At Gunblast.com, we are constantly receiving
products for review, some of which are junk, while others prove
to be quite useful. Some are good products that simply do not
mesh with our interests, while others are good products that
would be of interest to at least some of our readers. The
product reviewed here fits nicely into the latter category.

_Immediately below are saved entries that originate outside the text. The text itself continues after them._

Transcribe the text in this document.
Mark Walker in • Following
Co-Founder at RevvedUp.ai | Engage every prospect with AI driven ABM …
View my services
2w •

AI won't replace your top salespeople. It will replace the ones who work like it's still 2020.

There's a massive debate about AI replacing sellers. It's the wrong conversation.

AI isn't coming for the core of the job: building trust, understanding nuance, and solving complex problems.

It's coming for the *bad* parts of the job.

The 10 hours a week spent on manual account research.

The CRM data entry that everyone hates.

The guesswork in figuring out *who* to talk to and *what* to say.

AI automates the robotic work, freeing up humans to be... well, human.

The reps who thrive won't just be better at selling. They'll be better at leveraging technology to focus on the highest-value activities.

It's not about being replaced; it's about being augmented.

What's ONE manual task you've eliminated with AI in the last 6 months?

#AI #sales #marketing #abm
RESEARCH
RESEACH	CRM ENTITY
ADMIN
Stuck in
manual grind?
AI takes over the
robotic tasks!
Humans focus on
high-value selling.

A few weeks ago, I was contacted by Mr. Dimitrios
Mantas of DPM Systems Technologies, asking if I might
be interested in looking at a new recoil spring system for Glock
pistols. The Glock is one of the most popular auto pistols in
the world, so I judged this might be of interest to many of our
readers. Among other things, Mr. Mantas claimed that his spring
system reduced felt recoil, improved reliability, enabled faster
repeat shots, aided weapon control, and worked as a slide
buffer. This piqued my interest, and being that Mr. Mantas was
in the country of Greece, he instructed me to contact his
distributor for the western hemisphere, Dead Bang Guns and
Automatics, which I did.
DPM manufactures two systems for the Glock; one
mechanical, and another that adds a magnetic dampener to the
system. The mechanical system consists of a multi-spring setup
on a stainless guide rod, and adds no attachments to the outside
of the pistol, and that is the unit that was sent to me for
testing. The unit supplied fits the Glock models 19, 23, and 32.
That is Glock's midsize frame, and one that is quite popular
The unit supplied to me came with two different
springs to fit outside the guide rod. The other springs are
captive within the rod. I installed the spring/rod unit
into my well-used Glock 19 using what appeared to be the
stronger of the two springs. Cycling the slide by hand, one can
definitely feel the added resistance near the end of the
slide’s rearward travel. One cannot "slam" the slide
all the way to the rear with the DPM unit. It is as if there is
a buffer between the slide and frame. Cycling the slide normally
to chamber a cartridge from the magazine is not any harder to do
than with the stock spring system.
While by no means a scientific test, I proceeded
to shoot the Model 19 with a variety of Plus P and Plus P Plus
ammunition; mostly Cor-Bon hollowpoints, along with some
of their PowRBall ammo. I
cannot prove that the DPM system improves reliability, as this
Model 19 has never malfunctioned before, but it is still one
hundred percent reliable with the DPM recoil system installed.
While the 9mm Luger cartridge is not a hard kicker to begin
with, I could feel that the slide was not slamming into the
frame as it cycled, as it had before with hot ammo. While this
is only a subjective view, the gun feels much smoother in
operation now than it did before. Quick double-taps are very
controllable with the DPM system installed. The Model 19 now
feels more controllable, smoother, and seems to operate
"slicker’ than it did with the stock system.
While my experience with the DPM system is
limited to use with this one Model 19, I am so far impressed.
Hopefully, I can try their recoil system with other Glock models
soon. I would have liked to have tried it with the Model
20 that I recently reviewed, as with some loads it
bucked pretty hard. Also, their magneto-mechanical system
seems interesting, but it does attach to the accessory rail of a
Glock pistol, and would need a holster that is cut to
accommodate the unit. I think that the mechanical system
tested here should prove useful to all Glock shooters,
particularly competitors and law enforcement personnel.
It has no bad characteristics, and the benefits of lighter felt
recoil, smoother performance, faster repeat shots, and reduced
slide battering should appeal to all Glock users. It sells
for just 69 bucks, US, and is money well spent.